The hip joint is enclosed in a strong fibrous capsule and surrounding musculature, which provide a good amount of stability. At the lower brim of the acetabulum is the acetabular notch. The external surface of the acetabulum is partly articular, partly nonarticular; the articular segment forms a curved, crescent-moon shaped surface, the lunate surface; the nonarticular portion contributes to a circular depression, the acetabular fossa, situated at the bottom of the acetabulum, inside which the Haversian gland is located and enhances the depth of the hip joint.

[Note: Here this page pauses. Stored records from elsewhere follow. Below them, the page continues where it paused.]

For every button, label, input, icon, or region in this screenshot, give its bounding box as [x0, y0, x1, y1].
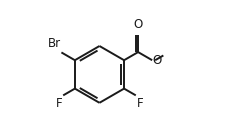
Text: Br: Br — [47, 37, 61, 50]
Text: F: F — [56, 97, 62, 110]
Text: F: F — [136, 97, 142, 110]
Text: O: O — [152, 54, 161, 67]
Text: O: O — [133, 18, 142, 31]
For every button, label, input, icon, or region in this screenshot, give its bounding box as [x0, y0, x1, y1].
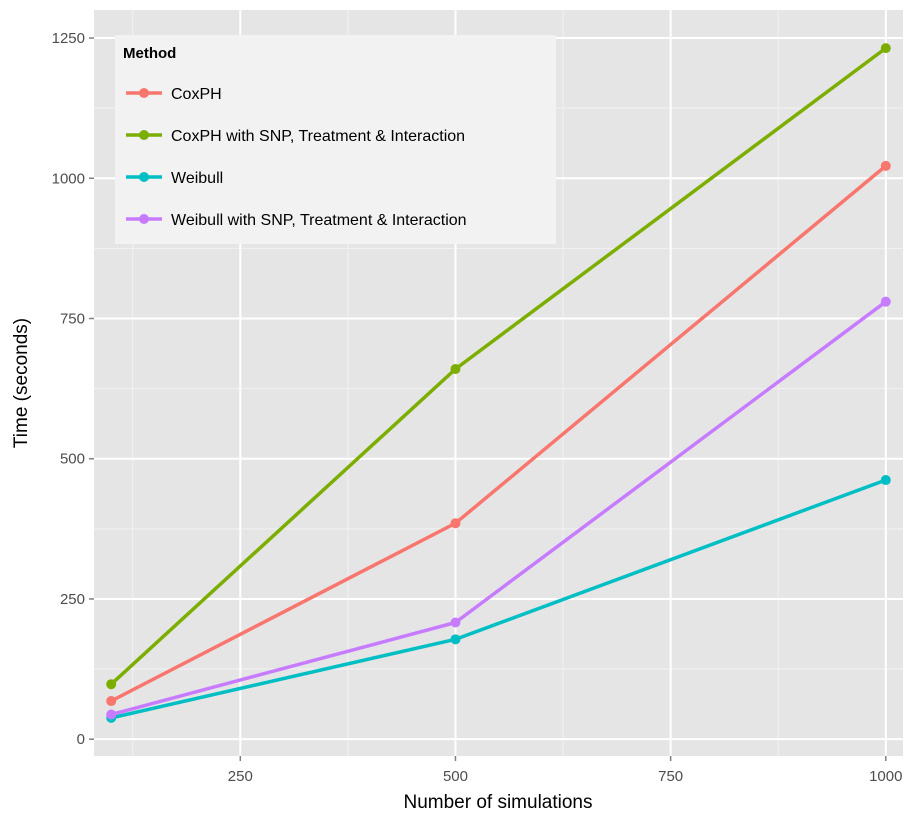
y-tick-label: 1000 — [52, 170, 85, 187]
y-tick-label: 500 — [60, 451, 85, 468]
x-tick-label: 500 — [443, 768, 468, 785]
x-tick-label: 250 — [228, 768, 253, 785]
legend-item: Weibull — [126, 170, 223, 187]
legend-items: CoxPH CoxPH with SNP, Treatment & Interac… — [126, 86, 467, 229]
data-point — [450, 634, 461, 645]
legend-item: CoxPH with SNP, Treatment & Interaction — [126, 128, 465, 145]
data-point — [106, 709, 117, 720]
data-point — [880, 43, 891, 54]
series-3 — [106, 296, 891, 720]
y-tick-label: 0 — [77, 731, 85, 748]
x-axis-title: Number of simulations — [403, 792, 592, 813]
legend-key-point — [139, 172, 149, 182]
legend-item: CoxPH — [126, 86, 222, 103]
legend-box — [115, 35, 556, 244]
data-point — [880, 475, 891, 486]
x-axis: 250 500 750 1000 — [228, 756, 902, 785]
legend-label: CoxPH with SNP, Treatment & Interaction — [171, 128, 465, 145]
series-2 — [106, 475, 891, 723]
legend-key-point — [139, 214, 149, 224]
legend-label: Weibull — [171, 170, 223, 187]
y-tick-label: 250 — [60, 591, 85, 608]
data-point — [106, 696, 117, 707]
series-layer — [106, 43, 891, 723]
data-point — [880, 160, 891, 171]
legend-item: Weibull with SNP, Treatment & Interactio… — [126, 212, 467, 229]
y-axis: 0 250 500 750 1000 1250 — [52, 30, 94, 748]
data-point — [880, 296, 891, 307]
data-point — [450, 363, 461, 374]
legend-title: Method — [123, 45, 176, 62]
legend-label: Weibull with SNP, Treatment & Interactio… — [171, 212, 467, 229]
series-1 — [106, 43, 891, 690]
legend-key-point — [139, 88, 149, 98]
data-point — [106, 679, 117, 690]
x-tick-label: 750 — [658, 768, 683, 785]
legend-key-point — [139, 130, 149, 140]
y-axis-title: Time (seconds) — [11, 318, 32, 448]
data-point — [450, 518, 461, 529]
x-tick-label: 1000 — [869, 768, 902, 785]
legend: Method CoxPH CoxPH with SNP, Treatment & … — [115, 35, 556, 244]
legend-label: CoxPH — [171, 86, 222, 103]
data-point — [450, 617, 461, 628]
series-0 — [106, 160, 891, 707]
y-tick-label: 1250 — [52, 30, 85, 47]
y-tick-label: 750 — [60, 310, 85, 327]
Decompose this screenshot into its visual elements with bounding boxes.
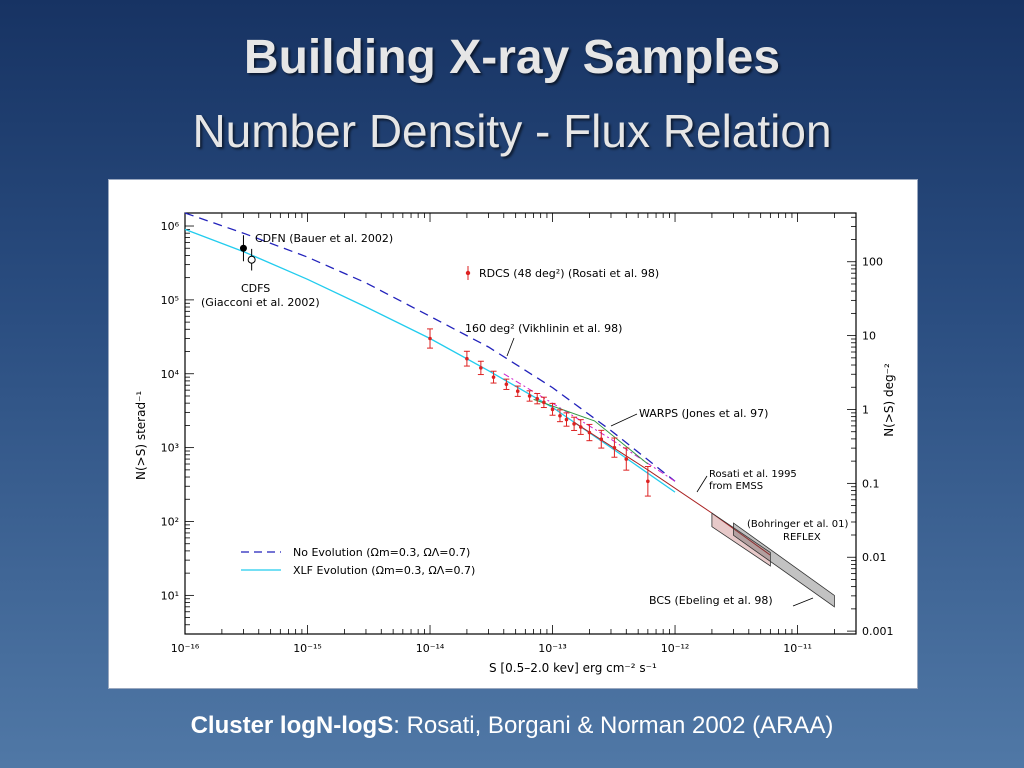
rdcs-point [550, 407, 555, 412]
annotation-cdfs: CDFS [241, 282, 270, 295]
rdcs-point [612, 445, 617, 450]
x-tick-label: 10⁻¹¹ [783, 642, 812, 655]
rdcs-point [624, 457, 629, 461]
annotation-vikhlinin: 160 deg² (Vikhlinin et al. 98) [465, 322, 622, 335]
rdcs-point [535, 396, 540, 401]
pointer-vikhlinin [506, 337, 515, 357]
rdcs-point [515, 389, 520, 394]
annotation-rdcs: RDCS (48 deg²) (Rosati et al. 98) [479, 267, 659, 280]
rdcs-point [428, 336, 432, 341]
y-tick-label: 10¹ [161, 589, 179, 602]
curve-warps [533, 398, 649, 465]
y-right-tick-label: 100 [862, 256, 883, 269]
chart-panel: 10⁻¹⁶ 10⁻¹⁵ 10⁻¹⁴ 10⁻¹³ 10⁻¹² 10⁻¹¹ 10¹ 10² 10³ 1… [108, 179, 918, 689]
rdcs-point [465, 356, 469, 361]
rdcs-point [558, 413, 562, 418]
rdcs-point [542, 400, 546, 405]
y-axis-label: N(>S) sterad⁻¹ [134, 391, 148, 480]
pointer-bcs [792, 597, 814, 607]
plot-frame [184, 212, 857, 635]
rdcs-point [599, 437, 604, 442]
rdcs-point [578, 425, 583, 429]
slide-title: Building X-ray Samples [243, 31, 781, 84]
rdcs-point [491, 375, 496, 379]
rdcs-point [646, 479, 650, 484]
annotation-bohringer: (Bohringer et al. 01) [747, 519, 848, 530]
y-tick-label: 10⁶ [161, 220, 180, 233]
rdcs-point [572, 422, 576, 426]
y-tick-label: 10² [161, 516, 179, 529]
curve-no-evolution [184, 212, 676, 482]
annotation-warps: WARPS (Jones et al. 97) [639, 407, 768, 420]
x-tick-label: 10⁻¹² [661, 642, 690, 655]
x-tick-label: 10⁻¹⁵ [293, 642, 322, 655]
annotation-rosati95-a: Rosati et al. 1995 [709, 469, 797, 480]
pointer-warps [610, 413, 638, 427]
legend-label-xlf-evolution: XLF Evolution (Ωm=0.3, ΩΛ=0.7) [293, 564, 475, 577]
annotation-reflex: REFLEX [783, 532, 821, 543]
slide-caption: Cluster logN-logS: Rosati, Borgani & Nor… [0, 712, 1024, 740]
y-right-axis-label: N(>S) deg⁻² [882, 363, 896, 437]
cdfs-point [247, 255, 256, 264]
x-axis-label: S [0.5–2.0 kev] erg cm⁻² s⁻¹ [489, 661, 657, 675]
caption-bold: Cluster logN-logS [190, 712, 394, 739]
y-tick-label: 10⁵ [161, 294, 179, 307]
legend-label-no-evolution: No Evolution (Ωm=0.3, ΩΛ=0.7) [293, 546, 470, 559]
y-right-tick-label: 10 [862, 330, 876, 343]
annotation-bcs: BCS (Ebeling et al. 98) [649, 594, 773, 607]
y-tick-label: 10³ [161, 442, 179, 455]
rdcs-point [479, 366, 483, 370]
y-right-tick-label: 0.001 [862, 625, 894, 638]
x-tick-label: 10⁻¹⁶ [171, 642, 200, 655]
caption-rest: : Rosati, Borgani & Norman 2002 (ARAA) [393, 712, 834, 739]
curve-emss [573, 421, 771, 556]
rdcs-point [504, 382, 509, 387]
pointer-rosati95 [696, 475, 708, 493]
annotation-rosati95-b: from EMSS [709, 481, 763, 492]
rdcs-point [527, 394, 532, 398]
y-right-tick-label: 0.01 [862, 551, 887, 564]
slide-subtitle: Number Density - Flux Relation [192, 105, 832, 157]
y-tick-label: 10⁴ [161, 368, 180, 381]
logn-logs-chart: 10⁻¹⁶ 10⁻¹⁵ 10⁻¹⁴ 10⁻¹³ 10⁻¹² 10⁻¹¹ 10¹ 10² 10³ 1… [134, 212, 896, 675]
x-tick-label: 10⁻¹³ [538, 642, 567, 655]
rdcs-point [564, 417, 569, 422]
y-right-tick-label: 1 [862, 403, 869, 416]
annotation-cdfn: CDFN (Bauer et al. 2002) [255, 232, 393, 245]
annotation-cdfs-ref: (Giacconi et al. 2002) [201, 296, 320, 309]
x-tick-label: 10⁻¹⁴ [416, 642, 445, 655]
rdcs-point [587, 430, 592, 435]
y-right-tick-label: 0.1 [862, 477, 880, 490]
legend-rdcs-marker [465, 270, 471, 276]
band-reflex [733, 522, 835, 608]
band-bcs [711, 512, 771, 567]
cdfn-point [239, 244, 247, 252]
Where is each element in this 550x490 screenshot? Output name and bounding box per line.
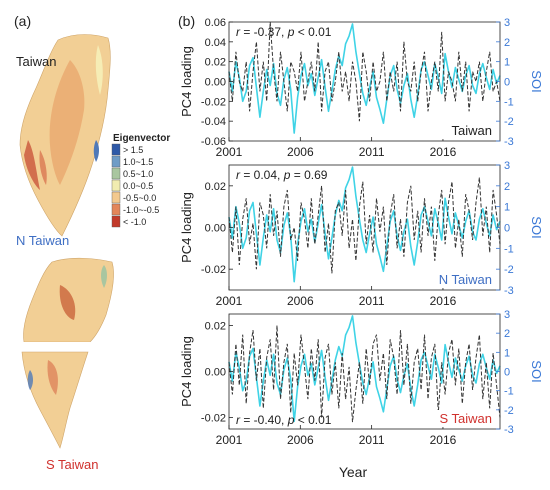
y-tick-label: -0.04: [201, 116, 226, 128]
legend-swatch: [111, 203, 121, 216]
x-tick-label: 2016: [430, 294, 457, 308]
region-label: Taiwan: [452, 123, 492, 138]
s-taiwan-map: [21, 351, 89, 449]
legend-label: -1.0~-0.5: [123, 205, 159, 215]
legend-label: 1.0~1.5: [123, 157, 153, 167]
x-tick-label: 2001: [216, 433, 243, 447]
soi-series-line: [228, 315, 501, 423]
y2-tick-label: -1: [504, 243, 514, 255]
plot-panel-3: 0.02 0.00 -0.02 3 2 1 0 -1 -2 -3 2001 2006 2011 2016 P…: [179, 309, 544, 447]
region-label: N Taiwan: [439, 272, 492, 287]
legend-label: < -1.0: [123, 217, 146, 227]
x-tick-label: 2006: [287, 294, 314, 308]
legend-label: > 1.5: [123, 145, 143, 155]
y2-tick-label: -3: [504, 424, 514, 436]
y-tick-label: -0.02: [201, 264, 226, 276]
y2-tick-label: -2: [504, 116, 514, 128]
x-axis-label: Year: [339, 464, 368, 480]
region-label-backdrop: [430, 271, 494, 288]
y2-tick-label: 1: [504, 57, 510, 69]
y2-tick-label: -3: [504, 136, 514, 148]
y2-tick-label: -3: [504, 285, 514, 297]
pc4-series-line: [228, 21, 501, 122]
y2-tick-label: 2: [504, 181, 510, 193]
y-tick-label: 0.00: [205, 223, 226, 235]
legend-swatch: [111, 167, 121, 180]
y2-tick-label: 0: [504, 367, 510, 379]
y2-tick-label: 2: [504, 37, 510, 49]
legend-label: 0.5~1.0: [123, 169, 153, 179]
x-tick-label: 2006: [287, 145, 314, 159]
panel-b-label: (b): [178, 13, 195, 29]
eigenvector-legend: Eigenvector > 1.5 1.0~1.5 0.5~1.0 0.0~0.5 -0…: [111, 133, 170, 228]
y-axis-label: PC4 loading: [179, 192, 194, 263]
y-tick-label: 0.06: [205, 17, 226, 29]
y-axis-label: PC4 loading: [179, 336, 194, 407]
y2-tick-label: -2: [504, 264, 514, 276]
y2-axis-label: SOI: [529, 360, 544, 382]
y2-tick-label: 0: [504, 77, 510, 89]
plot-panel-2: 0.02 0.00 -0.02 3 2 1 0 -1 -2 -3 2001 2006 2011 2016 P…: [179, 160, 544, 308]
x-tick-label: 2011: [359, 294, 385, 308]
map-label-n-taiwan: N Taiwan: [16, 233, 69, 248]
x-tick-label: 2001: [216, 294, 243, 308]
y2-tick-label: -1: [504, 96, 514, 108]
legend-label: 0.0~0.5: [123, 181, 153, 191]
x-tick-label: 2001: [216, 145, 243, 159]
legend-swatch: [111, 143, 121, 156]
soi-series-line: [228, 166, 501, 283]
y-tick-label: -0.02: [201, 413, 226, 425]
map-label-taiwan: Taiwan: [16, 54, 56, 69]
x-tick-label: 2016: [430, 433, 457, 447]
y-axis-label: PC4 loading: [179, 46, 194, 117]
x-tick-label: 2016: [430, 145, 457, 159]
y2-tick-label: 1: [504, 347, 510, 359]
soi-series-line: [228, 23, 501, 134]
x-tick-label: 2011: [359, 433, 385, 447]
legend-title: Eigenvector: [113, 133, 170, 144]
y-tick-label: 0.04: [205, 37, 226, 49]
pc4-series-line: [228, 325, 501, 423]
panel-a-label: (a): [14, 13, 31, 29]
plot-panel-1: 0.06 0.04 0.02 0.00 -0.02 -0.04 -0.06 3 2 1 0 -1 -2 -…: [179, 17, 544, 159]
y2-tick-label: 3: [504, 160, 510, 172]
n-taiwan-map: [23, 257, 114, 343]
region-label-backdrop: [430, 122, 494, 139]
map-label-s-taiwan: S Taiwan: [46, 457, 99, 472]
y2-axis-label: SOI: [529, 216, 544, 238]
x-tick-label: 2011: [359, 145, 385, 159]
taiwan-map: [19, 34, 111, 237]
y-tick-label: 0.02: [205, 321, 226, 333]
y-tick-label: 0.02: [205, 57, 226, 69]
legend-swatch: [111, 155, 121, 168]
y-tick-label: 0.00: [205, 77, 226, 89]
pc4-series-line: [228, 177, 501, 274]
y2-tick-label: -2: [504, 405, 514, 417]
legend-label: -0.5~0.0: [123, 193, 156, 203]
legend-swatch: [111, 215, 121, 228]
y2-tick-label: -1: [504, 386, 514, 398]
y2-axis-label: SOI: [529, 70, 544, 92]
y2-tick-label: 3: [504, 17, 510, 29]
correlation-annotation: r = -0.37, p < 0.01: [236, 25, 332, 39]
y-tick-label: -0.02: [201, 96, 226, 108]
correlation-annotation: r = 0.04, p = 0.69: [236, 168, 328, 182]
y-tick-label: 0.00: [205, 367, 226, 379]
legend-swatch: [111, 179, 121, 192]
y2-tick-label: 1: [504, 202, 510, 214]
x-tick-label: 2006: [287, 433, 314, 447]
y2-tick-label: 0: [504, 223, 510, 235]
correlation-annotation: r = -0.40, p < 0.01: [236, 413, 332, 427]
y-tick-label: 0.02: [205, 181, 226, 193]
legend-swatch: [111, 191, 121, 204]
region-label: S Taiwan: [439, 411, 492, 426]
y-tick-label: -0.06: [201, 136, 226, 148]
y2-tick-label: 2: [504, 328, 510, 340]
y2-tick-label: 3: [504, 309, 510, 321]
region-label-backdrop: [430, 410, 494, 427]
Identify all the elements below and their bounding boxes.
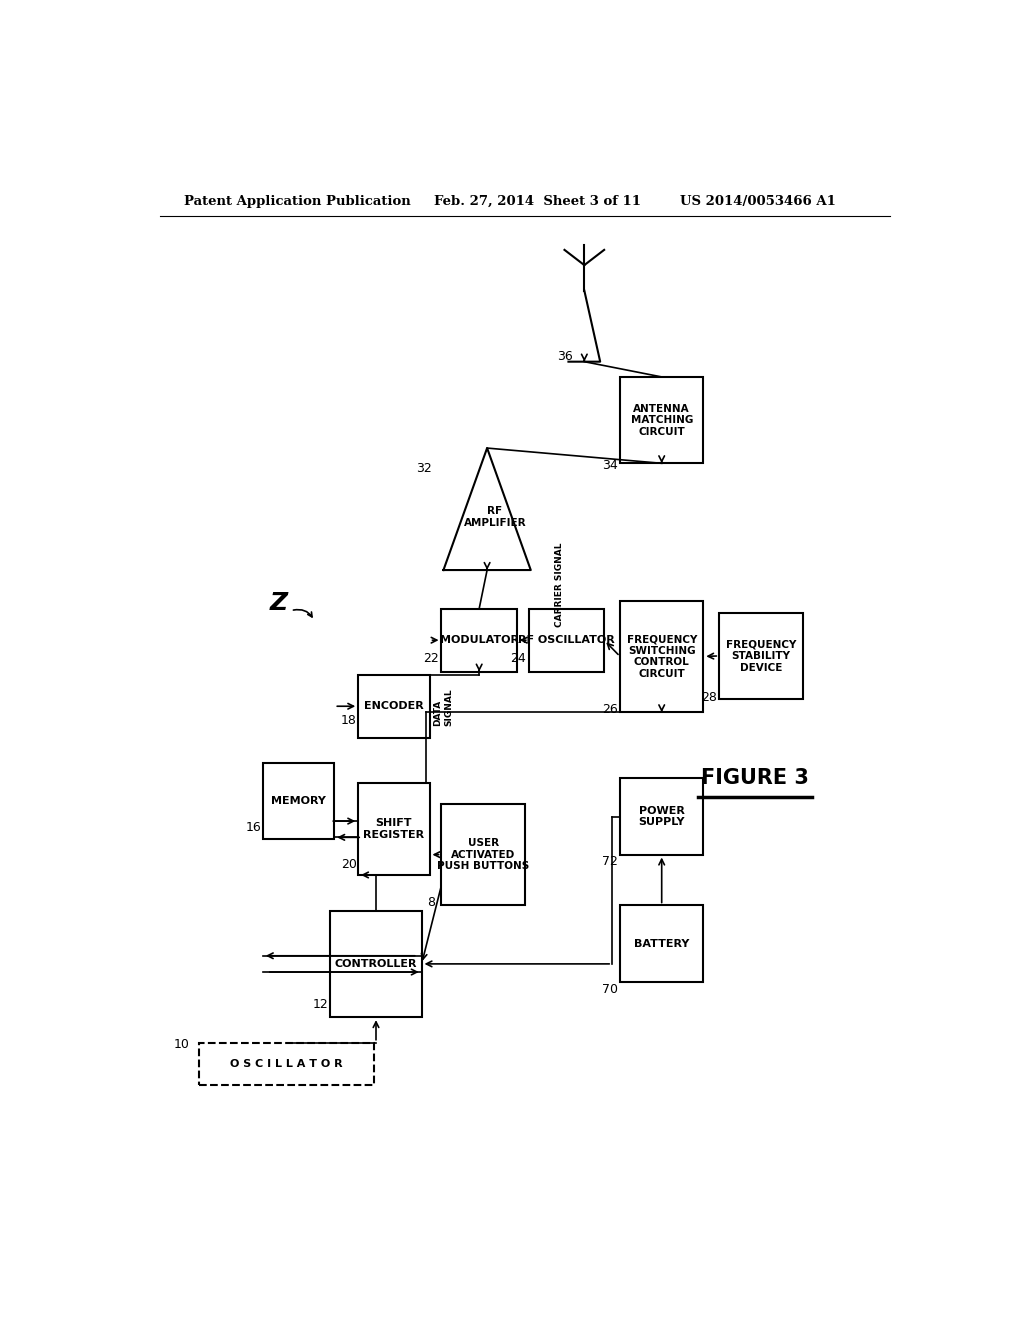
- Text: 70: 70: [602, 983, 617, 997]
- Text: RF
AMPLIFIER: RF AMPLIFIER: [464, 507, 526, 528]
- Bar: [719, 612, 803, 700]
- Bar: [331, 911, 422, 1018]
- Bar: [620, 601, 703, 713]
- Text: MODULATOR: MODULATOR: [439, 635, 519, 645]
- Text: 16: 16: [246, 821, 261, 834]
- Text: SHIFT
REGISTER: SHIFT REGISTER: [364, 818, 424, 840]
- Bar: [441, 804, 525, 906]
- Bar: [358, 784, 430, 875]
- Bar: [263, 763, 334, 840]
- Text: US 2014/0053466 A1: US 2014/0053466 A1: [680, 194, 836, 207]
- Text: 36: 36: [557, 350, 572, 363]
- Bar: [528, 609, 604, 672]
- Text: 28: 28: [701, 690, 717, 704]
- Text: 72: 72: [602, 855, 617, 869]
- Bar: [358, 675, 430, 738]
- Text: MEMORY: MEMORY: [271, 796, 326, 807]
- Text: Feb. 27, 2014  Sheet 3 of 11: Feb. 27, 2014 Sheet 3 of 11: [433, 194, 641, 207]
- Text: 10: 10: [174, 1039, 189, 1051]
- Text: DATA
SIGNAL: DATA SIGNAL: [433, 689, 453, 726]
- Text: 26: 26: [602, 702, 617, 715]
- Text: CARRIER SIGNAL: CARRIER SIGNAL: [555, 543, 563, 627]
- Text: Z: Z: [269, 590, 288, 615]
- Text: 18: 18: [341, 714, 356, 727]
- Text: CONTROLLER: CONTROLLER: [335, 958, 417, 969]
- Text: FREQUENCY
STABILITY
DEVICE: FREQUENCY STABILITY DEVICE: [726, 639, 796, 672]
- Text: BATTERY: BATTERY: [634, 939, 689, 949]
- Text: 20: 20: [341, 858, 356, 871]
- Text: 32: 32: [416, 462, 431, 475]
- Text: 22: 22: [423, 652, 439, 665]
- Bar: [620, 378, 703, 463]
- Text: 24: 24: [511, 652, 526, 665]
- Text: 12: 12: [312, 998, 328, 1011]
- Bar: [200, 1043, 374, 1085]
- Text: ANTENNA
MATCHING
CIRCUIT: ANTENNA MATCHING CIRCUIT: [631, 404, 693, 437]
- Text: ENCODER: ENCODER: [364, 701, 424, 711]
- Text: 34: 34: [602, 459, 617, 471]
- Text: O S C I L L A T O R: O S C I L L A T O R: [230, 1059, 343, 1069]
- Text: 8: 8: [427, 896, 435, 909]
- Text: Patent Application Publication: Patent Application Publication: [183, 194, 411, 207]
- Bar: [620, 906, 703, 982]
- Text: FREQUENCY
SWITCHING
CONTROL
CIRCUIT: FREQUENCY SWITCHING CONTROL CIRCUIT: [627, 634, 697, 678]
- Text: USER
ACTIVATED
PUSH BUTTONS: USER ACTIVATED PUSH BUTTONS: [437, 838, 529, 871]
- Bar: [620, 779, 703, 854]
- Text: FIGURE 3: FIGURE 3: [701, 768, 809, 788]
- Text: POWER
SUPPLY: POWER SUPPLY: [638, 805, 685, 828]
- Bar: [441, 609, 517, 672]
- Text: RF OSCILLATOR: RF OSCILLATOR: [518, 635, 614, 645]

The acetabulum is divided into anterior and posterior columns, and dome (▶ Fig. 7.25). The anterior column (iliopectineal) begins at the iliac wing and extends down the anterior portion of the acetabulum, through the superior pubic ramus to the symphysis pubis. It is composed of the iliac crest, the iliac spines, the anterior wall, the anterior one-half of the acetabulum, and the superior pubic ramus, and can be divided into major three parts: the iliac, acetabular, and pubic portions. The posterior column (ilioischial line) begins at the sciatic notch and extends down the posterior acetabulum into the ischium. It is composed of dense bone superior to the sciatic notch, posterior wall, and posterior one-half of the acetabulum and the ischium. The dome, or roof of the acetabulum, formed by the iliac bone, is the weight-bearing surface, making up 40% of the acetabulum.